Essas reações me fizeram perceber com mais nitidez o papel da universidade: ela não pode ser mera reprodutora de técnicas, mas espaço de questionamento das bases históricas e políticas que sustentam o que chamamos de “conhecimento útil”. Assim, a sala de aula tornou-se um laboratório de reflexão sobre o próprio sentido da Administração — e foi nesse diálogo tenso, mas fecundo, que o livro ganhou forma.
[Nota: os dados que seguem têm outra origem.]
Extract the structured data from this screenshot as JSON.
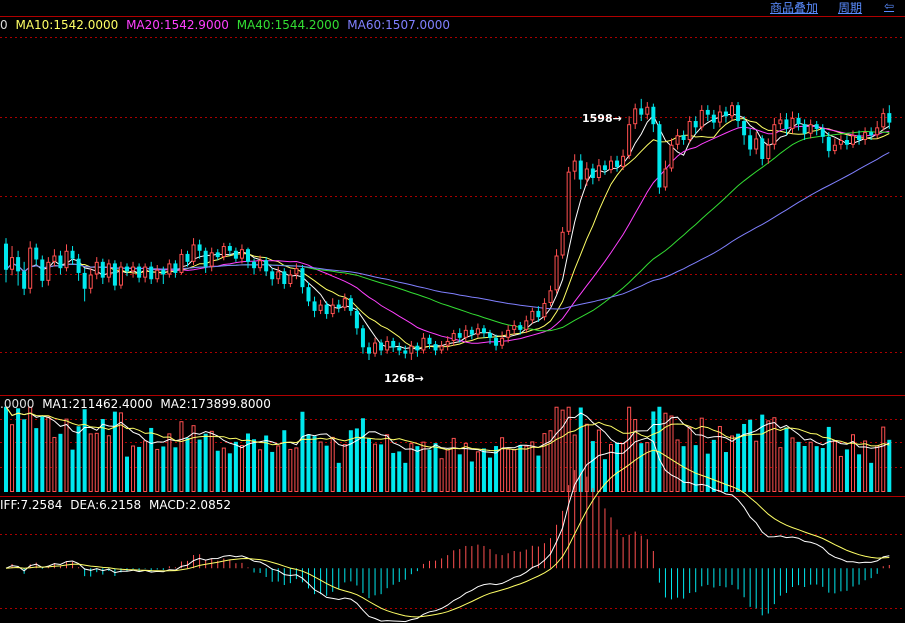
{
  "header": {
    "links": [
      {
        "label": "商品叠加",
        "name": "overlay-link"
      },
      {
        "label": "周期",
        "name": "period-link"
      },
      {
        "label": "⇦",
        "name": "back-link"
      }
    ]
  },
  "colors": {
    "up": "#ff5050",
    "down": "#00e8ee",
    "ma5": "#ffffff",
    "ma10": "#ffff66",
    "ma20": "#ff40ff",
    "ma40": "#33dd33",
    "ma60": "#8080ff",
    "grid": "#aa0000",
    "volma1": "#ffffff",
    "volma2": "#ffff66",
    "dif": "#ffffff",
    "dea": "#ffff66"
  },
  "price_legend": {
    "partial": "0",
    "ma10": "MA10:1542.0000",
    "ma20": "MA20:1542.9000",
    "ma40": "MA40:1544.2000",
    "ma60": "MA60:1507.0000"
  },
  "volume_legend": {
    "partial": ".0000",
    "ma1": "MA1:211462.4000",
    "ma2": "MA2:173899.8000"
  },
  "macd_legend": {
    "partial": "IFF:7.2584",
    "dea": "DEA:6.2158",
    "macd": "MACD:2.0852"
  },
  "annotations": {
    "high": "1598→",
    "low": "1268→"
  },
  "chart_data": {
    "type": "candlestick",
    "price_range": [
      1230,
      1680
    ],
    "high_mark": 1598,
    "low_mark": 1268,
    "ma_values": {
      "MA10": 1542.0,
      "MA20": 1542.9,
      "MA40": 1544.2,
      "MA60": 1507.0
    },
    "candles": [
      [
        1415,
        1382,
        1422,
        1366
      ],
      [
        1382,
        1398,
        1412,
        1375
      ],
      [
        1398,
        1380,
        1406,
        1362
      ],
      [
        1380,
        1358,
        1392,
        1350
      ],
      [
        1358,
        1410,
        1418,
        1352
      ],
      [
        1410,
        1395,
        1415,
        1388
      ],
      [
        1395,
        1368,
        1400,
        1360
      ],
      [
        1368,
        1392,
        1398,
        1362
      ],
      [
        1392,
        1400,
        1408,
        1386
      ],
      [
        1400,
        1384,
        1406,
        1376
      ],
      [
        1384,
        1406,
        1414,
        1380
      ],
      [
        1406,
        1396,
        1412,
        1388
      ],
      [
        1396,
        1378,
        1402,
        1368
      ],
      [
        1378,
        1358,
        1384,
        1342
      ],
      [
        1358,
        1376,
        1384,
        1352
      ],
      [
        1376,
        1392,
        1398,
        1370
      ],
      [
        1392,
        1372,
        1396,
        1364
      ],
      [
        1372,
        1390,
        1395,
        1366
      ],
      [
        1390,
        1362,
        1394,
        1356
      ],
      [
        1362,
        1386,
        1392,
        1358
      ],
      [
        1386,
        1380,
        1390,
        1374
      ],
      [
        1380,
        1386,
        1392,
        1372
      ],
      [
        1386,
        1372,
        1390,
        1366
      ],
      [
        1372,
        1386,
        1390,
        1366
      ],
      [
        1386,
        1370,
        1392,
        1364
      ],
      [
        1370,
        1382,
        1388,
        1366
      ],
      [
        1382,
        1376,
        1386,
        1364
      ],
      [
        1376,
        1390,
        1395,
        1372
      ],
      [
        1390,
        1378,
        1394,
        1372
      ],
      [
        1378,
        1402,
        1408,
        1376
      ],
      [
        1402,
        1392,
        1406,
        1386
      ],
      [
        1392,
        1414,
        1422,
        1388
      ],
      [
        1414,
        1406,
        1420,
        1396
      ],
      [
        1406,
        1386,
        1410,
        1378
      ],
      [
        1386,
        1404,
        1410,
        1380
      ],
      [
        1404,
        1398,
        1408,
        1394
      ],
      [
        1398,
        1412,
        1416,
        1394
      ],
      [
        1412,
        1406,
        1416,
        1400
      ],
      [
        1406,
        1396,
        1410,
        1392
      ],
      [
        1396,
        1408,
        1414,
        1390
      ],
      [
        1408,
        1392,
        1410,
        1384
      ],
      [
        1392,
        1384,
        1396,
        1376
      ],
      [
        1384,
        1394,
        1400,
        1380
      ],
      [
        1394,
        1380,
        1398,
        1374
      ],
      [
        1380,
        1370,
        1384,
        1362
      ],
      [
        1370,
        1380,
        1386,
        1364
      ],
      [
        1380,
        1364,
        1384,
        1358
      ],
      [
        1364,
        1376,
        1382,
        1360
      ],
      [
        1376,
        1384,
        1390,
        1370
      ],
      [
        1384,
        1360,
        1388,
        1352
      ],
      [
        1360,
        1342,
        1366,
        1336
      ],
      [
        1342,
        1330,
        1348,
        1322
      ],
      [
        1330,
        1338,
        1344,
        1326
      ],
      [
        1338,
        1326,
        1342,
        1320
      ],
      [
        1326,
        1338,
        1346,
        1322
      ],
      [
        1338,
        1334,
        1344,
        1328
      ],
      [
        1334,
        1346,
        1352,
        1330
      ],
      [
        1346,
        1330,
        1350,
        1324
      ],
      [
        1330,
        1308,
        1334,
        1300
      ],
      [
        1308,
        1284,
        1312,
        1276
      ],
      [
        1284,
        1276,
        1290,
        1268
      ],
      [
        1276,
        1290,
        1296,
        1272
      ],
      [
        1290,
        1280,
        1294,
        1274
      ],
      [
        1280,
        1292,
        1298,
        1276
      ],
      [
        1292,
        1284,
        1296,
        1278
      ],
      [
        1284,
        1280,
        1290,
        1274
      ],
      [
        1280,
        1276,
        1286,
        1270
      ],
      [
        1276,
        1286,
        1292,
        1268
      ],
      [
        1286,
        1280,
        1290,
        1272
      ],
      [
        1280,
        1296,
        1302,
        1276
      ],
      [
        1296,
        1288,
        1300,
        1282
      ],
      [
        1288,
        1280,
        1292,
        1274
      ],
      [
        1280,
        1286,
        1292,
        1276
      ],
      [
        1286,
        1292,
        1298,
        1280
      ],
      [
        1292,
        1302,
        1306,
        1286
      ],
      [
        1302,
        1296,
        1308,
        1290
      ],
      [
        1296,
        1306,
        1312,
        1292
      ],
      [
        1306,
        1300,
        1310,
        1294
      ],
      [
        1300,
        1308,
        1314,
        1296
      ],
      [
        1308,
        1302,
        1312,
        1296
      ],
      [
        1302,
        1296,
        1306,
        1288
      ],
      [
        1296,
        1286,
        1300,
        1280
      ],
      [
        1286,
        1296,
        1304,
        1282
      ],
      [
        1296,
        1306,
        1312,
        1290
      ],
      [
        1306,
        1312,
        1318,
        1300
      ],
      [
        1312,
        1306,
        1316,
        1300
      ],
      [
        1306,
        1318,
        1324,
        1302
      ],
      [
        1318,
        1330,
        1334,
        1314
      ],
      [
        1330,
        1322,
        1336,
        1316
      ],
      [
        1322,
        1340,
        1346,
        1318
      ],
      [
        1340,
        1356,
        1362,
        1336
      ],
      [
        1356,
        1400,
        1408,
        1352
      ],
      [
        1400,
        1430,
        1436,
        1396
      ],
      [
        1430,
        1506,
        1512,
        1426
      ],
      [
        1506,
        1520,
        1528,
        1496
      ],
      [
        1520,
        1496,
        1528,
        1484
      ],
      [
        1496,
        1510,
        1518,
        1488
      ],
      [
        1510,
        1498,
        1516,
        1490
      ],
      [
        1498,
        1514,
        1522,
        1494
      ],
      [
        1514,
        1508,
        1520,
        1502
      ],
      [
        1508,
        1520,
        1526,
        1504
      ],
      [
        1520,
        1512,
        1526,
        1506
      ],
      [
        1512,
        1526,
        1534,
        1508
      ],
      [
        1526,
        1566,
        1576,
        1522
      ],
      [
        1566,
        1586,
        1592,
        1560
      ],
      [
        1586,
        1578,
        1598,
        1570
      ],
      [
        1578,
        1588,
        1594,
        1572
      ],
      [
        1588,
        1566,
        1592,
        1556
      ],
      [
        1566,
        1486,
        1570,
        1478
      ],
      [
        1486,
        1510,
        1520,
        1482
      ],
      [
        1510,
        1540,
        1548,
        1506
      ],
      [
        1540,
        1552,
        1560,
        1534
      ],
      [
        1552,
        1546,
        1558,
        1540
      ],
      [
        1546,
        1570,
        1576,
        1542
      ],
      [
        1570,
        1562,
        1576,
        1554
      ],
      [
        1562,
        1584,
        1590,
        1558
      ],
      [
        1584,
        1578,
        1590,
        1570
      ],
      [
        1578,
        1568,
        1584,
        1560
      ],
      [
        1568,
        1582,
        1590,
        1562
      ],
      [
        1582,
        1576,
        1588,
        1568
      ],
      [
        1576,
        1590,
        1594,
        1570
      ],
      [
        1590,
        1570,
        1594,
        1562
      ],
      [
        1570,
        1552,
        1576,
        1540
      ],
      [
        1552,
        1534,
        1560,
        1526
      ],
      [
        1534,
        1548,
        1556,
        1528
      ],
      [
        1548,
        1522,
        1552,
        1514
      ],
      [
        1522,
        1540,
        1548,
        1516
      ],
      [
        1540,
        1566,
        1574,
        1534
      ],
      [
        1566,
        1572,
        1580,
        1560
      ],
      [
        1572,
        1560,
        1580,
        1552
      ],
      [
        1560,
        1574,
        1582,
        1554
      ],
      [
        1574,
        1566,
        1580,
        1558
      ],
      [
        1566,
        1554,
        1572,
        1546
      ],
      [
        1554,
        1566,
        1572,
        1548
      ],
      [
        1566,
        1560,
        1570,
        1552
      ],
      [
        1560,
        1550,
        1566,
        1542
      ],
      [
        1550,
        1532,
        1556,
        1524
      ],
      [
        1532,
        1540,
        1548,
        1528
      ],
      [
        1540,
        1546,
        1552,
        1534
      ],
      [
        1546,
        1540,
        1552,
        1534
      ],
      [
        1540,
        1552,
        1558,
        1536
      ],
      [
        1552,
        1546,
        1558,
        1540
      ],
      [
        1546,
        1556,
        1562,
        1540
      ],
      [
        1556,
        1552,
        1562,
        1546
      ],
      [
        1552,
        1562,
        1570,
        1548
      ],
      [
        1562,
        1580,
        1586,
        1558
      ],
      [
        1580,
        1568,
        1590,
        1560
      ]
    ],
    "volume_range": [
      0,
      320000
    ],
    "macd_range": [
      -22,
      28
    ]
  }
}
A pesquisa de doutorado, por sua vez, deu sustentação teórica a essa vivência prática. A partir do marxismo, compreendi que a Administração não é uma ferramenta neutra, e sim uma forma histórica de organização do trabalho na lógica do capital. As discussões com os alunos, suas resistências e inquietações, ajudaram a traduzir conceitos densos em análises concretas sobre o cotidiano organizacional, mostrando que pensar criticamente a gestão é, em si, um ato político.
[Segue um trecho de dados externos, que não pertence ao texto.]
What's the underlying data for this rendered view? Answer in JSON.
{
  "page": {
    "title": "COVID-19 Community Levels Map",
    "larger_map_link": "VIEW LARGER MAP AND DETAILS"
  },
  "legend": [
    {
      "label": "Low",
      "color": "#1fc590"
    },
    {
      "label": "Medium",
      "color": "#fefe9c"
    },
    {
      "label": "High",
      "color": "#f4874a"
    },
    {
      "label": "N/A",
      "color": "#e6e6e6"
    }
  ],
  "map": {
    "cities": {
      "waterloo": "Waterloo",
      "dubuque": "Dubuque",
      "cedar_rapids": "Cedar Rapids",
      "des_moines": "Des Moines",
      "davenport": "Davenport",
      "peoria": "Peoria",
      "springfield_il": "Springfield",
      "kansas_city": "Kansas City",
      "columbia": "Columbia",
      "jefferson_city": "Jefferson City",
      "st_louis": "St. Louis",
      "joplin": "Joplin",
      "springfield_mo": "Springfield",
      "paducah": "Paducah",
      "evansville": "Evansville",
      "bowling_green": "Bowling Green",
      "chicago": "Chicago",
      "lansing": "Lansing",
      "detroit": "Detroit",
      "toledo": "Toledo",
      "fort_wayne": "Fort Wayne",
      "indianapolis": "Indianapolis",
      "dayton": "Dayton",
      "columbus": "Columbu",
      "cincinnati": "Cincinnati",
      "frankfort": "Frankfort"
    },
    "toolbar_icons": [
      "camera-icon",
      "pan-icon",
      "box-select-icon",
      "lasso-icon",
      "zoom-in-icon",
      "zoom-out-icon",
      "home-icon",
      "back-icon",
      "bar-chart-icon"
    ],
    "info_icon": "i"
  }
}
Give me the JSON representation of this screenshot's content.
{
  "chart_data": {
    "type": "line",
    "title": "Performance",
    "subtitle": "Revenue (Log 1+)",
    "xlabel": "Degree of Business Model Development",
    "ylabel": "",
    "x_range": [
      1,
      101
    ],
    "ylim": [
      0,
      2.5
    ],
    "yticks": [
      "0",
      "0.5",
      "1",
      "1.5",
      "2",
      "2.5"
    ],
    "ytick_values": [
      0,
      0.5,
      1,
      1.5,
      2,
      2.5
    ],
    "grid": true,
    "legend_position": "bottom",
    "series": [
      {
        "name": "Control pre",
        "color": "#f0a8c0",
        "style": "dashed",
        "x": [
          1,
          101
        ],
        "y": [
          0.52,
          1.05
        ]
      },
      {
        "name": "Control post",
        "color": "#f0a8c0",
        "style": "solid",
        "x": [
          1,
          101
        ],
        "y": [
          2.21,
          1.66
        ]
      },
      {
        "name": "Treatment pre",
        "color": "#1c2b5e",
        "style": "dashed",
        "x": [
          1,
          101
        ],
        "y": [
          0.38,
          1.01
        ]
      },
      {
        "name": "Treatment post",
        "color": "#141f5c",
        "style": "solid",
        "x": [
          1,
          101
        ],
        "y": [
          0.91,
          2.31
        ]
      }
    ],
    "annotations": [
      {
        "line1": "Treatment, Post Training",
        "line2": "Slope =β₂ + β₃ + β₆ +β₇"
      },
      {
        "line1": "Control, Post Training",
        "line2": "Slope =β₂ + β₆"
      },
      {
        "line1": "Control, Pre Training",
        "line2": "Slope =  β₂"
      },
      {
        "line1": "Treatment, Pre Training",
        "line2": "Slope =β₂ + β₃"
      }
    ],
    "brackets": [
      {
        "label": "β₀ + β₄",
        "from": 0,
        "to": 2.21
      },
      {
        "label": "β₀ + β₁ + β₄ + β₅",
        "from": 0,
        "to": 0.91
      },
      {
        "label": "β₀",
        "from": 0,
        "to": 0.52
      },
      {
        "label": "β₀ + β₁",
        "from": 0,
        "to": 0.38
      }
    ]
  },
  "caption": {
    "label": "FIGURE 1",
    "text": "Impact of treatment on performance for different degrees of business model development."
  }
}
Assim, Por uma Administração Socialista é fruto desse encontro entre teoria e prática, pesquisa e docência, conflito e reflexão. É um livro escrito não somente a partir das leituras, mas também das reações — das perguntas e silêncios — de estudantes que, sem perceber, participaram da construção de uma crítica radical à administração enquanto expressão da sociabilidade capitalista.





Wallace Armani, 48 anos, é natural de Belo Horizonte e reside no Rio de Janeiro. Doutorando e mestre em Sociologia Política (IUPERJ-UCAM), é graduado em Secretariado Executivo, Empreendedorismo, Ciências Humanas, Ciência Política e Gestão de Partidos Políticos, além de possuir três pós-graduações. Atua como diretor-geral na Wallace Armani — Centro de Idiomas e Outros Estudos (CIOE) e editor geral na Editora Simulacro. Hiperpoliglota reconhecido pela HYPIA (The International Association of Hyperpolyglots), é também autor de “Impeachment: Sinal de Crise da Democracia” (Diálogo Freiriano/2024) e de obras de ficção científica e ensaios sociológicos publicados pela Editora Simulacro.

 




Taciana Oliveira — Natural de Recife–PE, Bacharel em Comunicação Social (Rádio e TV) com Pós-Graduação em Cinema e Linguagem Audiovisual. Roteirista, atua em direção e produção cinematográfica, criadora das revistas digitais Laudelinas e Mirada, e do Selo Editorial Mirada. Dirigiu o documentário “Clarice Lispector — A Descoberta do Mundo”. Publicou Coisa Perdida (Mirada, 2023) livro de poemas.